本当は、自分の過去など隠したかったが、命の恩人に嘘をつくのは気が引ける。
(何か、迷惑をかけてしまう前に、ここから出よう)
「あの、助けていただいてありがとうございました。」
そういって、立ち上がろうとすると彼女に慌てて止められる。
「いやいや、ちょっと待って!そんなぼろぼろの体で、どこに行くの。話を聞く限り、行く当てだってないんだろう?」
「うっ…」
図星をさされて、返答に詰まる。確かに彼女の言う通り、まだ体は本調子とは程遠いし、行く当てだってもちろんない。
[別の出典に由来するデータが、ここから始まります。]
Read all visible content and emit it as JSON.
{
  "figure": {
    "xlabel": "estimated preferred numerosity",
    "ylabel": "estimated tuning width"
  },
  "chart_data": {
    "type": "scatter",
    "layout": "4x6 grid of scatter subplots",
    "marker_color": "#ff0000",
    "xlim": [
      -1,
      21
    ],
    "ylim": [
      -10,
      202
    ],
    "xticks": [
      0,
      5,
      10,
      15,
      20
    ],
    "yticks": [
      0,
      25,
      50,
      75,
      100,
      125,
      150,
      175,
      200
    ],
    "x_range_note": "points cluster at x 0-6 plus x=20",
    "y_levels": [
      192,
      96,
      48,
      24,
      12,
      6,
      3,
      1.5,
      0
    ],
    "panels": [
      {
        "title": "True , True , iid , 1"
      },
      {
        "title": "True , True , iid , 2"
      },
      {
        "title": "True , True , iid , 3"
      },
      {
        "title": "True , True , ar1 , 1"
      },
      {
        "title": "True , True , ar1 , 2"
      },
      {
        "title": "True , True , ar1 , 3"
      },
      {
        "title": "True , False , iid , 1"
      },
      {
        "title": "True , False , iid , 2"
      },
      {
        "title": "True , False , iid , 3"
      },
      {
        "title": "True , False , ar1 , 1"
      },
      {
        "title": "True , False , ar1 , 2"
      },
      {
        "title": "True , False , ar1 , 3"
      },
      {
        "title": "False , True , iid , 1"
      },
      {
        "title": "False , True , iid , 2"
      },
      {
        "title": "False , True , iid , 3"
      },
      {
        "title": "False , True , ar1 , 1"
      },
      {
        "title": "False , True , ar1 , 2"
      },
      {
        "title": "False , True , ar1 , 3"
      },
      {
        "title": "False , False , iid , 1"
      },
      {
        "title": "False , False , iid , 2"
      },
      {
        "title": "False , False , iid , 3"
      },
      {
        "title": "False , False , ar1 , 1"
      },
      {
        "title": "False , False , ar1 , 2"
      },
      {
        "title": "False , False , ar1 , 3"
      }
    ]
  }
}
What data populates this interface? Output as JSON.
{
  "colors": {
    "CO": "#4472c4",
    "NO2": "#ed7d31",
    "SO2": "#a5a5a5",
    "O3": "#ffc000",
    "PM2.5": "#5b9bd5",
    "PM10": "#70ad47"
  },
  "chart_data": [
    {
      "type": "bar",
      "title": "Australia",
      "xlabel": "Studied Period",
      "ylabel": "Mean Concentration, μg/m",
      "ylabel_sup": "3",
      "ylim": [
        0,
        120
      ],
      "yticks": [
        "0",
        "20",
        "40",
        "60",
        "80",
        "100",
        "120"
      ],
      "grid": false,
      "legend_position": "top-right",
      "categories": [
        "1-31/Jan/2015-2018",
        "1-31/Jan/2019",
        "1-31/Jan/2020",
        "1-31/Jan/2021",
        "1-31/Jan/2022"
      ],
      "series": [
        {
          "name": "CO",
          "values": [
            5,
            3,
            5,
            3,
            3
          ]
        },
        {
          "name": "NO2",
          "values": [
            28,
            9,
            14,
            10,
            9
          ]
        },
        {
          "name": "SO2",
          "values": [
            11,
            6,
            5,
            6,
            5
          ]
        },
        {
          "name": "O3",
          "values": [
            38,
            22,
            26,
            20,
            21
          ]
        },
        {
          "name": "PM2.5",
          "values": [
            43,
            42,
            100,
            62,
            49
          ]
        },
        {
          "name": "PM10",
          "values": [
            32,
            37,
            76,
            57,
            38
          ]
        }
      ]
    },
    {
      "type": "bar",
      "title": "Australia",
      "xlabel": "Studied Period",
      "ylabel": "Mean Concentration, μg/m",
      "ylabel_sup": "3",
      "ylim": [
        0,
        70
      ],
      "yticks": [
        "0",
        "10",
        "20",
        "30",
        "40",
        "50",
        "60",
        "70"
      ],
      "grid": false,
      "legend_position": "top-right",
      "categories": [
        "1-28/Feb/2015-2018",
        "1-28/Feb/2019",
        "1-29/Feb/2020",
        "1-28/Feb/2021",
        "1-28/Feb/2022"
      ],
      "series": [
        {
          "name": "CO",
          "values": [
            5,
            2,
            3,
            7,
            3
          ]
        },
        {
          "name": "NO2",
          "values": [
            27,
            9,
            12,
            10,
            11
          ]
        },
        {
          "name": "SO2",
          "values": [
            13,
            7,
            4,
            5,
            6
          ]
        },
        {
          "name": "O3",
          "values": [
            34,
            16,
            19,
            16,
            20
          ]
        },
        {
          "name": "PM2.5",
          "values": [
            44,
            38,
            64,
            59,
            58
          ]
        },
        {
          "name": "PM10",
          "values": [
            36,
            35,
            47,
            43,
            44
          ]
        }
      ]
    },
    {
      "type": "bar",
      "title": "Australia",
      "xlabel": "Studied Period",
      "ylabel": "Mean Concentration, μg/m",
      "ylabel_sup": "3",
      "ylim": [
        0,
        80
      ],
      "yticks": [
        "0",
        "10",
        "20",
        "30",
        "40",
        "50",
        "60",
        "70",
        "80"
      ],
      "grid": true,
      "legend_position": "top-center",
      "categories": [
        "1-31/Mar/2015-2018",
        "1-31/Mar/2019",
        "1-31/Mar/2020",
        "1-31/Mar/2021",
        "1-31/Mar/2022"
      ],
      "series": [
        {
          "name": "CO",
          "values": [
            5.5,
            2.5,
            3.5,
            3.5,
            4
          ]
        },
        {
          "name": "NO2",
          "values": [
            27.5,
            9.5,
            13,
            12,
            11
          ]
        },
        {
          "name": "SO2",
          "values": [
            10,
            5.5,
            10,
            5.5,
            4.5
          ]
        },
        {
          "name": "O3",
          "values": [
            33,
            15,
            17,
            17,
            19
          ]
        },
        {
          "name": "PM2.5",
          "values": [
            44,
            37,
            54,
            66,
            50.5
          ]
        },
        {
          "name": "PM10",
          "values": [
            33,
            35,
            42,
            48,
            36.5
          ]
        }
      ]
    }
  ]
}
「もう少し、うちでゆっくりしていくといい。私もしばらくは予定がない。」
「そんな…。悪いですよ…。」
「まぁまぁ、遠慮しない。この部屋も余ってるから、とりあえず今日はここで休みなね。」
そういうと、彼女は椅子から立ち上がる。
「私はケイト・アマランサス。ケイトとでも呼んでくれ。君の名前は?」
「め、メアです。ナイトメアのメア。」
「そうか、じゃあまた明日。メア君。おやすみなさい」
「お、おやすみなさい…。」
僕は、部屋から出ていく彼女を見ていることしかできなかった。
(これからどうしよう)
どっと疲れが押し寄せて、僕はいつの間にか眠ってしまった。